The python script will create a new column with the estimated gross salary. It will not show salaries over some threshold, around 48k. This will be stored in a new XLSX file named analysis_RNT_YYYYMM.xlsx
with the year and month from the input PDF file.
The typical way to use the script is something like this:
...create a analysis_RNT_202111.xlsx file with at least the CAS and IPF columns of the workers...
python3 RNT-analyisis.py RNTs/2021/RNT_202112.pdf analysis_RNT_202111.xlsx
python3 RNT-analyisis.py RNTs/2022/RNT_202201.pdf analysis_RNT_202112.xlsx
python3 RNT-analyisis.py RNTs/2022/RNT_202202.pdf analysis_RNT_202201.xlsx
python3 RNT-analyisis.py RNTs/2022/RNT_202203.pdf analysis_RNT_202202.xlsx
where each command takes the output of the previous one and add a column for the newly processed RNT.
In this repository, you can find an example of RNT PDF file here RNT_202012.pdf and an example of initial XLSX file here analysis_RNT_202011.xlsx.
As you can see, the XLSX file has to have at least the IPF column. For convenience, we would recommend to have also columns like CAS, name, work position etc.
In the RNT PDF you will see IPFs starting with 10, to which a DNI number follows; starting with 20, to which a passport number follows (usually temporary before getting a NIE); and 60, to which a NIE number follows.
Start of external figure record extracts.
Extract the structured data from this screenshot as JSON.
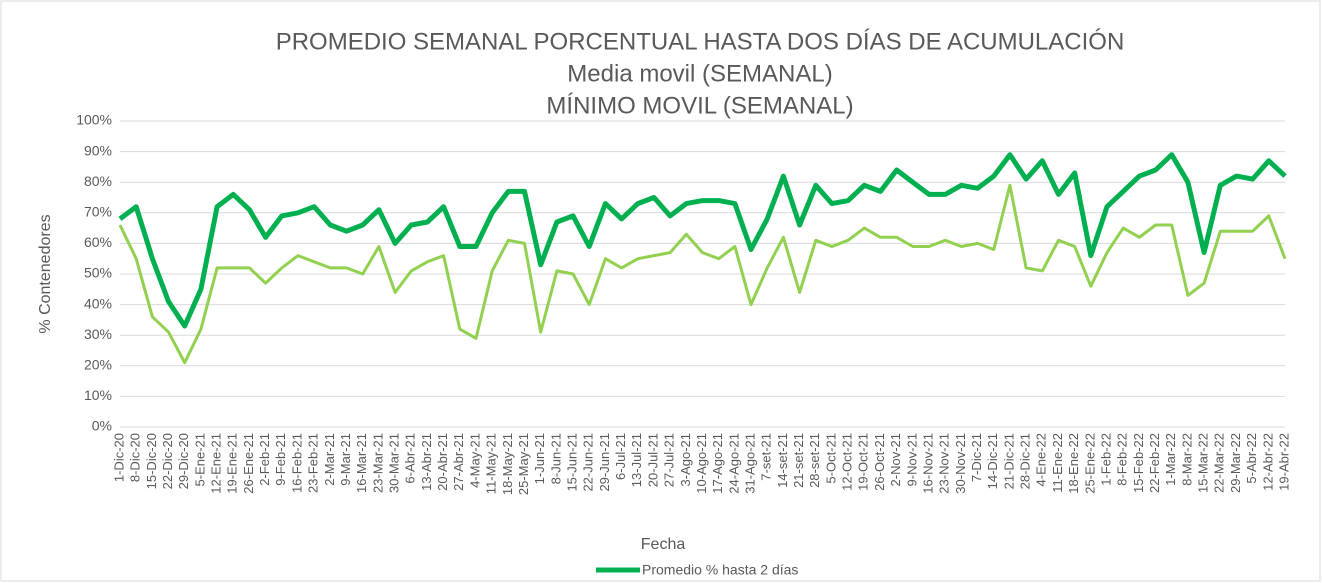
{
  "chart_data": {
    "type": "line",
    "title": "PROMEDIO SEMANAL PORCENTUAL HASTA DOS DÍAS DE ACUMULACIÓN",
    "subtitle": [
      "Media movil (SEMANAL)",
      "MÍNIMO MOVIL (SEMANAL)"
    ],
    "x_label": "Fecha",
    "y_label": "% Contenedores",
    "categories": [
      "1-Dic-20",
      "8-Dic-20",
      "15-Dic-20",
      "22-Dic-20",
      "29-Dic-20",
      "5-Ene-21",
      "12-Ene-21",
      "19-Ene-21",
      "26-Ene-21",
      "2-Feb-21",
      "9-Feb-21",
      "16-Feb-21",
      "23-Feb-21",
      "2-Mar-21",
      "9-Mar-21",
      "16-Mar-21",
      "23-Mar-21",
      "30-Mar-21",
      "6-Abr-21",
      "13-Abr-21",
      "20-Abr-21",
      "27-Abr-21",
      "4-May-21",
      "11-May-21",
      "18-May-21",
      "25-May-21",
      "1-Jun-21",
      "8-Jun-21",
      "15-Jun-21",
      "22-Jun-21",
      "29-Jun-21",
      "6-Jul-21",
      "13-Jul-21",
      "20-Jul-21",
      "27-Jul-21",
      "3-Ago-21",
      "10-Ago-21",
      "17-Ago-21",
      "24-Ago-21",
      "31-Ago-21",
      "7-set-21",
      "14-set-21",
      "21-set-21",
      "28-set-21",
      "5-Oct-21",
      "12-Oct-21",
      "19-Oct-21",
      "26-Oct-21",
      "2-Nov-21",
      "9-Nov-21",
      "16-Nov-21",
      "23-Nov-21",
      "30-Nov-21",
      "7-Dic-21",
      "14-Dic-21",
      "21-Dic-21",
      "28-Dic-21",
      "4-Ene-22",
      "11-Ene-22",
      "18-Ene-22",
      "25-Ene-22",
      "1-Feb-22",
      "8-Feb-22",
      "15-Feb-22",
      "22-Feb-22",
      "1-Mar-22",
      "8-Mar-22",
      "15-Mar-22",
      "22-Mar-22",
      "29-Mar-22",
      "5-Abr-22",
      "12-Abr-22",
      "19-Abr-22"
    ],
    "series": [
      {
        "name": "Promedio % hasta 2 días",
        "color": "#00b050",
        "values": [
          68,
          72,
          55,
          41,
          33,
          45,
          72,
          76,
          71,
          62,
          69,
          70,
          72,
          66,
          64,
          66,
          71,
          60,
          66,
          67,
          72,
          59,
          59,
          70,
          77,
          77,
          53,
          67,
          69,
          59,
          73,
          68,
          73,
          75,
          69,
          73,
          74,
          74,
          73,
          58,
          68,
          82,
          66,
          79,
          73,
          74,
          79,
          77,
          84,
          80,
          76,
          76,
          79,
          78,
          82,
          89,
          81,
          87,
          76,
          83,
          56,
          72,
          77,
          82,
          84,
          89,
          80,
          57,
          79,
          82,
          81,
          87,
          82
        ]
      },
      {
        "color": "#92d050",
        "values": [
          66,
          55,
          36,
          31,
          21,
          32,
          52,
          52,
          52,
          47,
          52,
          56,
          54,
          52,
          52,
          50,
          59,
          44,
          51,
          54,
          56,
          32,
          29,
          51,
          61,
          60,
          31,
          51,
          50,
          40,
          55,
          52,
          55,
          56,
          57,
          63,
          57,
          55,
          59,
          40,
          52,
          62,
          44,
          61,
          59,
          61,
          65,
          62,
          62,
          59,
          59,
          61,
          59,
          60,
          58,
          79,
          52,
          51,
          61,
          59,
          46,
          57,
          65,
          62,
          66,
          66,
          43,
          47,
          64,
          64,
          64,
          69,
          55
        ]
      }
    ],
    "ylim": [
      0,
      100
    ],
    "yticks": [
      {
        "value": 0,
        "label": "0%"
      },
      {
        "value": 10,
        "label": "10%"
      },
      {
        "value": 20,
        "label": "20%"
      },
      {
        "value": 30,
        "label": "30%"
      },
      {
        "value": 40,
        "label": "40%"
      },
      {
        "value": 50,
        "label": "50%"
      },
      {
        "value": 60,
        "label": "60%"
      },
      {
        "value": 70,
        "label": "70%"
      },
      {
        "value": 80,
        "label": "80%"
      },
      {
        "value": 90,
        "label": "90%"
      },
      {
        "value": 100,
        "label": "100%"
      }
    ],
    "grid": true,
    "legend": "bottom"
  }
}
When you run the script launching:
python3 RNT-analyisis.py RNT_202012.pdf analysis_RNT_202011.xlsx
A new file will be created, with the name analysis_RNT_202012.xlsx
. In this file you will find all the content of the original XLSX file but also a new column with the yearly salary estimated from the content of the RNT_202012.pdf
file. Using the example PDF, you will get wrong numbers, likely due to the censoring we performed on the PDF.
Also you will get an output text like this:
I.P.F. C.A.F.
0 1099999999E NULAS
This means that this worker exists in the PDF but has not been found in the XLSX file.